LinkedIn Board Connect has taken online board matching to a new level for non-profit organizations. As I noted in my September 21 post here, this innovative approach is an advance in bringing non-profits and potential candidates together; the most important improvement is the opportunity for people to learn about each other through mutual acquaintances and references that are indicated on LinkedIn.
In my last post, I provided suggestions to board candidates for finding the best board match. Here are recommendations for non-profits in finding board members that best meet the organization's purposes.
Choosing candidates for the board
Additionally, have a board discussion about the role of the board in achieving success, and articulate your expectations of individual board members, including board meeting attendance; financial contributions and fundraising; committee participation, etc. That way, you are prepared to discuss expectations with candidates. (Be sure your board members are meeting expectations as well, so that you are setting the right example for new board members.)
Once you list your interests for candidates, then research prospective candidates via LinkedIn Board Connect with your specific needs in mind.
Interview each board candidate -- first by phone, and then in person -- to determine if there's a match between their interests and your board's needs. The organization's CEO, board chair, board governance chair, and perhaps additional board members should be involved in at least a couple of meetings with the board candidate.
The people whom LinkedIn identifies as mutual acquaintances are potential sources of reference regarding each board candidate you are considering.
Host a visit with the board candidate at program sites. This provides an opportunity to explore the extent of the candidate's passion for the mission.
Ascertain the extent to which the candidate can and will meet the board's expectations in addition to providing particular values that will help the board and organization to advance toward success.
- Prior to even listing the organization's interests in candidates, it's essential for the board to have a serious discussion about the future of the organization: the organization's greater potential and the revenue model to achieve success.
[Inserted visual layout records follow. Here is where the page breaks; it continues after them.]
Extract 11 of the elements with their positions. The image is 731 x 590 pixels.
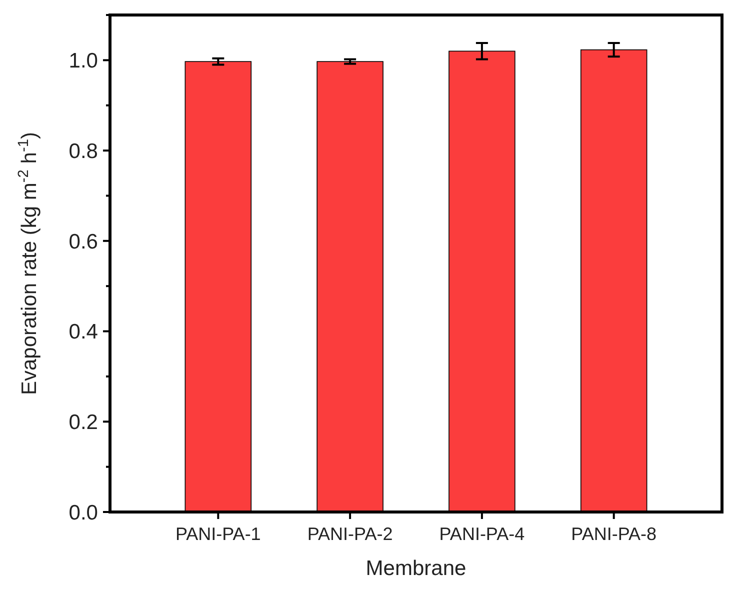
x-tick-label: PANI-PA-2 — [307, 524, 393, 544]
y-tick-label: 1.0 — [68, 50, 98, 73]
x-tick-label: PANI-PA-4 — [439, 524, 525, 544]
x-axis-title: Membrane — [366, 557, 466, 580]
y-tick-label: 0.6 — [68, 230, 98, 254]
y-tick-label: 0.4 — [68, 320, 98, 344]
y-tick-label: 0.8 — [68, 140, 98, 163]
y-tick-label: 0.0 — [68, 501, 98, 524]
x-tick-label: PANI-PA-8 — [571, 524, 657, 544]
y-tick-label: 0.2 — [68, 410, 98, 434]
x-tick-label: PANI-PA-1 — [175, 524, 261, 544]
With this in mind, the board can determine the particular skills, expertise, experience, diversity of perspectives, and networks and relationships that the board needs in order to achieve strategic and financial success.
Attracting the candidates you want
In today's environment, the most desirable candidates have a choice of boards to join. In order to attract the candidates you most want, and also set the stage for a positive relationship, here are some recommendations:
Also be clear about your expectations for giving, fundraising, and meeting attendance. People appreciate your candor up front.
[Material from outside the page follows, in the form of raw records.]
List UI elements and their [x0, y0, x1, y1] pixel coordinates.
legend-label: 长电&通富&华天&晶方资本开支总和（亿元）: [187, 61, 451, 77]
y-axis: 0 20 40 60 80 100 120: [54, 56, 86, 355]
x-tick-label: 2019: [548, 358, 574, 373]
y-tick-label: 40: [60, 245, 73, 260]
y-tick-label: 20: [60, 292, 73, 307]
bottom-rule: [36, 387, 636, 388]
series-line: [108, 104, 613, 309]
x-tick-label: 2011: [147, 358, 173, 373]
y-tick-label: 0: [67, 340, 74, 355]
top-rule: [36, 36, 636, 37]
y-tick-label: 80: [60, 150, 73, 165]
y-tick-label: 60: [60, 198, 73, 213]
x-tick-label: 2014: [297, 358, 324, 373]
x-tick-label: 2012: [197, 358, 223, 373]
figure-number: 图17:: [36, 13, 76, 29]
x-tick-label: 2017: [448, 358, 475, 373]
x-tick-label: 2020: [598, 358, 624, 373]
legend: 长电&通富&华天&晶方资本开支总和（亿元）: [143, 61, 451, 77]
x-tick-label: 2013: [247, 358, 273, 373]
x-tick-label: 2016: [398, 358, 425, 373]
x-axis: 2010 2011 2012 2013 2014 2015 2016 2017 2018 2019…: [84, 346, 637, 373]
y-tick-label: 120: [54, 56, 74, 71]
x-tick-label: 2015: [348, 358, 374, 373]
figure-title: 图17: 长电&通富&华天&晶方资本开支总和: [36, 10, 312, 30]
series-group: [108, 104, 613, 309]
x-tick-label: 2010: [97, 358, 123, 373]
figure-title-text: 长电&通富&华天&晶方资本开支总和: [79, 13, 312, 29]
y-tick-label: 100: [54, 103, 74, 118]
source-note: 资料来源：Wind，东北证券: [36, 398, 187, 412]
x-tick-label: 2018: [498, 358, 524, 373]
Provide clear information about the organization's mission, programs, and financials, in addition to the most recent audit and management letter, and a copy of the bylaws.
Be candid and open about organizational challenges and opportunities and ways in which the board can be useful.
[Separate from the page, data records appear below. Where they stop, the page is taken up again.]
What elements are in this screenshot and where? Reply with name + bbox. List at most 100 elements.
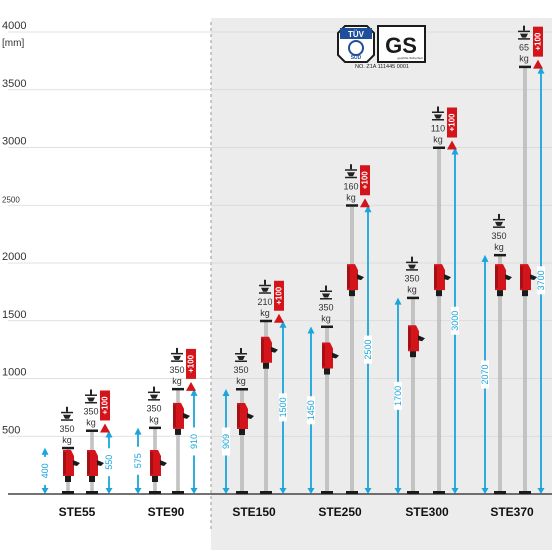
- dimension-arrow: 1450: [306, 326, 316, 494]
- model-name: STE370: [490, 505, 534, 519]
- tick-label: 500: [2, 424, 20, 436]
- dimension-label: 910: [189, 434, 199, 449]
- dimension-arrow: 1700: [393, 297, 403, 494]
- load-value: 350: [59, 424, 74, 434]
- extension-label: +100: [448, 113, 457, 132]
- svg-text:SÜD: SÜD: [351, 54, 362, 61]
- pole: [86, 429, 104, 494]
- dimension-label: 3000: [450, 311, 460, 331]
- pole: [321, 325, 339, 494]
- load-bell-icon: [148, 386, 160, 401]
- model-name: STE250: [318, 505, 362, 519]
- load-unit: kg: [172, 376, 182, 386]
- extension-tag: +100: [274, 280, 284, 323]
- load-value: 350: [169, 365, 184, 375]
- dimension-arrow: 910: [189, 388, 199, 494]
- tick-label: 2000: [2, 251, 26, 263]
- tick-label: 3000: [2, 136, 26, 148]
- pole: [407, 296, 425, 494]
- load-value: 350: [318, 303, 333, 313]
- dimension-label: 2500: [363, 340, 373, 360]
- dimension-label: 1700: [393, 386, 403, 406]
- grid-lines: [8, 31, 552, 437]
- extension-arrow-icon: [186, 381, 196, 391]
- load-value: 210: [257, 297, 272, 307]
- dimension-label: 550: [104, 455, 114, 470]
- extension-label: +100: [187, 354, 196, 373]
- model-names: STE55 STE90 STE150 STE250 STE300 STE370: [59, 505, 534, 519]
- dimension-label: 1500: [278, 397, 288, 417]
- pole: [433, 146, 451, 494]
- tick-label: 4000: [2, 20, 26, 32]
- load-unit: kg: [86, 417, 96, 427]
- dimension-arrow: 2500: [363, 205, 373, 494]
- load-value: 350: [83, 406, 98, 416]
- extension-tag: +100: [447, 107, 457, 150]
- pole: [494, 253, 512, 494]
- svg-text:GS: GS: [385, 33, 417, 58]
- approval-number: NO. Z1A 111445 0001: [355, 64, 409, 70]
- extension-arrow-icon: [447, 140, 457, 150]
- load-unit: kg: [433, 135, 443, 145]
- model-name: STE150: [232, 505, 276, 519]
- pole: [346, 204, 364, 494]
- dimension-label: 1450: [306, 400, 316, 420]
- model-name: STE90: [148, 505, 185, 519]
- certification-badges: TÜV SÜD GS geprüfte Sicherheit NO. Z1A 1…: [337, 25, 426, 70]
- axis-tick-labels: 4000 3500 3000 2500 2000 1500 1000 500: [2, 20, 26, 436]
- extension-arrow-icon: [360, 198, 370, 208]
- load-unit: kg: [519, 54, 529, 64]
- load-unit: kg: [494, 242, 504, 252]
- load-bell-icon: [432, 106, 444, 121]
- svg-text:TÜV: TÜV: [348, 30, 365, 39]
- load-value: 350: [146, 404, 161, 414]
- extension-label: +100: [101, 396, 110, 415]
- dimension-arrow: 575: [133, 427, 143, 494]
- tick-label: 3500: [2, 78, 26, 90]
- tuv-sud-icon: TÜV SÜD: [337, 25, 375, 63]
- dimension-arrow: 909: [221, 389, 231, 494]
- load-unit: kg: [149, 415, 159, 425]
- extension-arrow-icon: [100, 423, 110, 433]
- dimension-label: 2070: [480, 364, 490, 384]
- dimension-arrow: 3000: [450, 147, 460, 494]
- model-name: STE300: [405, 505, 449, 519]
- dimension-arrow: 1500: [278, 320, 288, 494]
- load-unit: kg: [321, 314, 331, 324]
- load-unit: kg: [236, 376, 246, 386]
- extension-arrow-icon: [274, 313, 284, 323]
- pole: [172, 387, 190, 494]
- load-value: 65: [519, 43, 529, 53]
- dimension-arrow: 3700: [536, 66, 546, 494]
- dimension-arrow: 400: [40, 447, 50, 494]
- extension-tag: +100: [100, 390, 110, 433]
- load-bell-icon: [518, 25, 530, 40]
- load-bell-icon: [85, 389, 97, 404]
- tick-label: 2500: [2, 195, 20, 204]
- load-bell-icon: [235, 348, 247, 363]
If there is a strategic plan, provide it.
- Be clear about what you are asking candidates to do. In my experience having placed hundreds of corporate executives on non-profit boards, the question that most interests them is this: What value can I add?
Retaining the best board members
Once you have recruited the board members you want, there are ways to keep them engaged and maximize the value of their participation. Here are suggestions:
Under the leadership of the chair and the CEO, engage with the board to decide how the board can be most useful in helping the organization to achieve its greatest potential over the course of the next few years; and help each board member to understand how he or she can add value.
Ensure that board meetings are focused on key strategic issues and the role of the board in advancing the organization towards its greatest potential. Make sure that each board meeting ends with board members having been engaged in an interactive discussion on an important strategy issue, better educated on the work of the organization, inspired, and clear about the work they need to do between then and the next board meeting.
Provide high quality staff support to make it easy for board members to make valuable contributions -- in making financial gifts, fundraising, providing expertise, etc. It's worth the investment.
- Provide the board with clear, relevant, timely, and concise information. This means creating a dashboard that shows how the organization is performing against program and financial goals.
LinkedIn is providing a valuable new resource to non-profits and prospective board candidates. With some time and attention, LinkedIn Board Connect can be leveraged for tremendous value in strengthening our nation's non-profit sector.